O'Dowd, 35, begins to tell O'Porter all about his new role playing the Irish journalist who unmasked Lance Armstrong, with a rapt Kate Walsh, 32, eavesdropping on every word.
For 45 minutes O'Dowd went into great detail about Kate's father's story, interrupted by the occasional autograph hunter. Torn between introducing herself and leaving the actor in peace, she went outside to phone her father. She must absolutely introduce herself, Walsh told her.
"Kate goes back in, stands in front of O'Dowd and says, 'Chris, I'm sorry for intruding but I just wanted to say,' and she paused and O'Dowd said, 'you and your partner would like to have a foursome with us?'
"And Kate said, 'uh, no, just that I am David Walsh's eldest daughter'."
O'Dowd's head fell into his hands and he boomed, "No! No! No!"

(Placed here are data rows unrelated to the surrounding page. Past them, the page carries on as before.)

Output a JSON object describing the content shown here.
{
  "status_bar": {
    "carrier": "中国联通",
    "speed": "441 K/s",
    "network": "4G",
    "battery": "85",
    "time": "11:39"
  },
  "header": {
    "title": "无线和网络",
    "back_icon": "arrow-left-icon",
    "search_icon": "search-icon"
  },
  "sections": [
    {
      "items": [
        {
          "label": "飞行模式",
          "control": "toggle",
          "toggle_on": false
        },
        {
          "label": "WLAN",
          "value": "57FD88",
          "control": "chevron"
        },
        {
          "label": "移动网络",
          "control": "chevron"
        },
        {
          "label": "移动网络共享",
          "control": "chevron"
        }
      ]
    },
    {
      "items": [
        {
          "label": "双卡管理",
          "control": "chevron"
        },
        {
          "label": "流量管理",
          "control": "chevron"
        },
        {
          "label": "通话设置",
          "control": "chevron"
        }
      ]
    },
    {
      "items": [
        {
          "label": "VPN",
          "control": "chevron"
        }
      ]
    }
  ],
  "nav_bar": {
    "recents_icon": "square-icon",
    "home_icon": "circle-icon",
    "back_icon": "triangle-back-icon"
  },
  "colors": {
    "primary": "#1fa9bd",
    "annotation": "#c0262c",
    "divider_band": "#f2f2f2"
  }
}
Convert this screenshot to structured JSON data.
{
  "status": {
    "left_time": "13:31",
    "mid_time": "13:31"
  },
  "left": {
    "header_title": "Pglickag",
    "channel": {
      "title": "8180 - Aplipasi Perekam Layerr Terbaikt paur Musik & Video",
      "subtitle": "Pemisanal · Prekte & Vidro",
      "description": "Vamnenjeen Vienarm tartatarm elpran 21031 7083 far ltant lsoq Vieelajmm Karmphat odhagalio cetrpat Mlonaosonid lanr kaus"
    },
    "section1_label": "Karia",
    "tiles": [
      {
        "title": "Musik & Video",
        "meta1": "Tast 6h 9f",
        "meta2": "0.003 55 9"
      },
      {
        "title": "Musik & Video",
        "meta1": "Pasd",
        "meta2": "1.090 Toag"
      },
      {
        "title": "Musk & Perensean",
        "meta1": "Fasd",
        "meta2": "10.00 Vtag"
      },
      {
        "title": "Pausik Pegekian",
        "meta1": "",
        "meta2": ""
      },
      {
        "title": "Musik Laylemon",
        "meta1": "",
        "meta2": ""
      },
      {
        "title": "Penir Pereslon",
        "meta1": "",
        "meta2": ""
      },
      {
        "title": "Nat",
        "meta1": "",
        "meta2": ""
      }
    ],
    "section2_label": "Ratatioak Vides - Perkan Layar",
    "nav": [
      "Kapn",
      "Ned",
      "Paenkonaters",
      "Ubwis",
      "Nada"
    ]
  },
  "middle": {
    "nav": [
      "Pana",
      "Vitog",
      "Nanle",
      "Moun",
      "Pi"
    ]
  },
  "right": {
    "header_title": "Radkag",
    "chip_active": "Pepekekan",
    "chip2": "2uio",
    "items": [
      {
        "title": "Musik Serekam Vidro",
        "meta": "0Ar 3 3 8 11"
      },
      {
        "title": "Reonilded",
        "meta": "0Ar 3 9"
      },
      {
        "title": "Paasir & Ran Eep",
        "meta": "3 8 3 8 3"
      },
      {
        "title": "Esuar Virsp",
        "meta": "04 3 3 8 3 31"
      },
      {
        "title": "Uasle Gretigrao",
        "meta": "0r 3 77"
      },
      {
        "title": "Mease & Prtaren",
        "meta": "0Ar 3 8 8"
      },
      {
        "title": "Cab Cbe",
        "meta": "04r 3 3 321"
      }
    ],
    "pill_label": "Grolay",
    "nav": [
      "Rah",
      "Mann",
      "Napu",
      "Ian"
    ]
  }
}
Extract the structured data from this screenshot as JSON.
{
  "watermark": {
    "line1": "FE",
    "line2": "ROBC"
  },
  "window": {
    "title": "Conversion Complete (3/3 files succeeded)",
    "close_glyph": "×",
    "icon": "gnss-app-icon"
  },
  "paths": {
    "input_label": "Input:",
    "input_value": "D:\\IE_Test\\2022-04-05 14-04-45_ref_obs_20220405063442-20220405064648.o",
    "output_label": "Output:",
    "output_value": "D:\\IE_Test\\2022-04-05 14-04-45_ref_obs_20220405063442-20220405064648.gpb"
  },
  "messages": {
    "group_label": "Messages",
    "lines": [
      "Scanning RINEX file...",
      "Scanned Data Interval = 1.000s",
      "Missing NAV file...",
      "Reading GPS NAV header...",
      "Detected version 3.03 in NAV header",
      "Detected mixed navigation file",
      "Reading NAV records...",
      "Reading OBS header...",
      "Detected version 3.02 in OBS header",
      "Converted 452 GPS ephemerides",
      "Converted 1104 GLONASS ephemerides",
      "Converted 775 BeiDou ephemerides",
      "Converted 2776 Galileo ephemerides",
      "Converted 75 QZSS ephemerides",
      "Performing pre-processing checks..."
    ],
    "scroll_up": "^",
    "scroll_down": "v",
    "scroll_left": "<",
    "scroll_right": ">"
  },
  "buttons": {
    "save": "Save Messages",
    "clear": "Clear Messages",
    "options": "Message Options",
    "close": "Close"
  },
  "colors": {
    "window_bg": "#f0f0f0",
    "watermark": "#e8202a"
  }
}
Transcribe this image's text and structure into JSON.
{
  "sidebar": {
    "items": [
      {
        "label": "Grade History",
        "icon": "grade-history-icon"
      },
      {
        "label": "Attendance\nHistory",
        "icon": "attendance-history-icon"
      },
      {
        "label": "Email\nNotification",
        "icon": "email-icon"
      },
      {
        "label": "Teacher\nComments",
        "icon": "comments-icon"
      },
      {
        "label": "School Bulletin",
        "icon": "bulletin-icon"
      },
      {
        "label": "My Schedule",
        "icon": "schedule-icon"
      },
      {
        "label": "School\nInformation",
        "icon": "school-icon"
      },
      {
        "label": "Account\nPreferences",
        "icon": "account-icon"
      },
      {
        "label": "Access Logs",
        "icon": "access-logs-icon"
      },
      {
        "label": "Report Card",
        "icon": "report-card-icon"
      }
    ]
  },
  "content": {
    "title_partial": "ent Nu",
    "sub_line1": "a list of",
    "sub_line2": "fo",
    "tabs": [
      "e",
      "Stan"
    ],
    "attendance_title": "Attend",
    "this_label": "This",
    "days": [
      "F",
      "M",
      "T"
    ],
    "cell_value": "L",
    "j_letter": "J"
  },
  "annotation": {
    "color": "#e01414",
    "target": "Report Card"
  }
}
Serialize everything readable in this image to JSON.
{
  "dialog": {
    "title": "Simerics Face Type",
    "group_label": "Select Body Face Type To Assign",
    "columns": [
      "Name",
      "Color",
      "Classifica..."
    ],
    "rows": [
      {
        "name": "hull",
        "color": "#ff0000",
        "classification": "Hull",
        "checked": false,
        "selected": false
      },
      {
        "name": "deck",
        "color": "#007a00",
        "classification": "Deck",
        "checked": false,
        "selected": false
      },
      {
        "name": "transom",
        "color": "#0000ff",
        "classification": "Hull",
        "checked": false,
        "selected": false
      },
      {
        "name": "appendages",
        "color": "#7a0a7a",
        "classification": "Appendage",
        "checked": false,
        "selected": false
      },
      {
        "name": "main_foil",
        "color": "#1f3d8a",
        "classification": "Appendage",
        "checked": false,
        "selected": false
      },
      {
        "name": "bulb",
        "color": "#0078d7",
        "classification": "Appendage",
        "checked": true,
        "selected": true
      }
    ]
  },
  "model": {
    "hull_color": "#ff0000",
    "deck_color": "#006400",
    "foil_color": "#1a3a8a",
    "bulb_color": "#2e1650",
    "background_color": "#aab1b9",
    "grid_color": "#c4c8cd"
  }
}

The actor made a quick recovery, insisting the pair join them and then buying them drinks, said Walsh.
"He's a very funny guy."
Walsh was impressed by the performances of Ben Foster (Lance Armstrong), Jesse Plemons (Floyd Landis) and O'Dowd. He'd wondered whether O'Dowd could nail playing "a journalist with a bee in his bonnet".
"There's a line in the movie where he [O'Dowd as Walsh] says to his sports editor, 'the man is a cheat!' A number of our kids saw that on the trailer and they said, 'Dad, that sounded so like you'. That's an expression they had heard so many times over the years."
Walsh said the shift in public sentiment had been bizarre.
"You go from the most despised journalist, to the dogged journalist who with great determination kept pursuing the story. A different description of exactly the same thing because perceptions have changed."
The change was ultimately based on Armstrong's confessional interview with Oprah Winfrey, he said, because until he admitted doping, "a number of people were not going to believe it".
His pursuit of the Texan was frustrating and lonely. He felt comfortable talking to only half a dozen of the 500-strong press corps at the Tour de France.
"I was an uncomfortable presence for a lot of journalists. These were people who pretty much knew what Armstrong was doing, who felt they couldn't go there; didn't have the evidence, had to go with the flow.
"I remember thinking at different times that there are always good people out there who are looking to tell the truth. They might be a minority but they are there."
He met up with one of them in Toronto recently at the world premiere of The Program - Betsy Andreu, wife of one of Armstrong's teammates.
"We had a sort of 'wow' moment. We always knew there would be a movie but we never thought it would be this one. We thought it would be one glorifying the heroic Lance."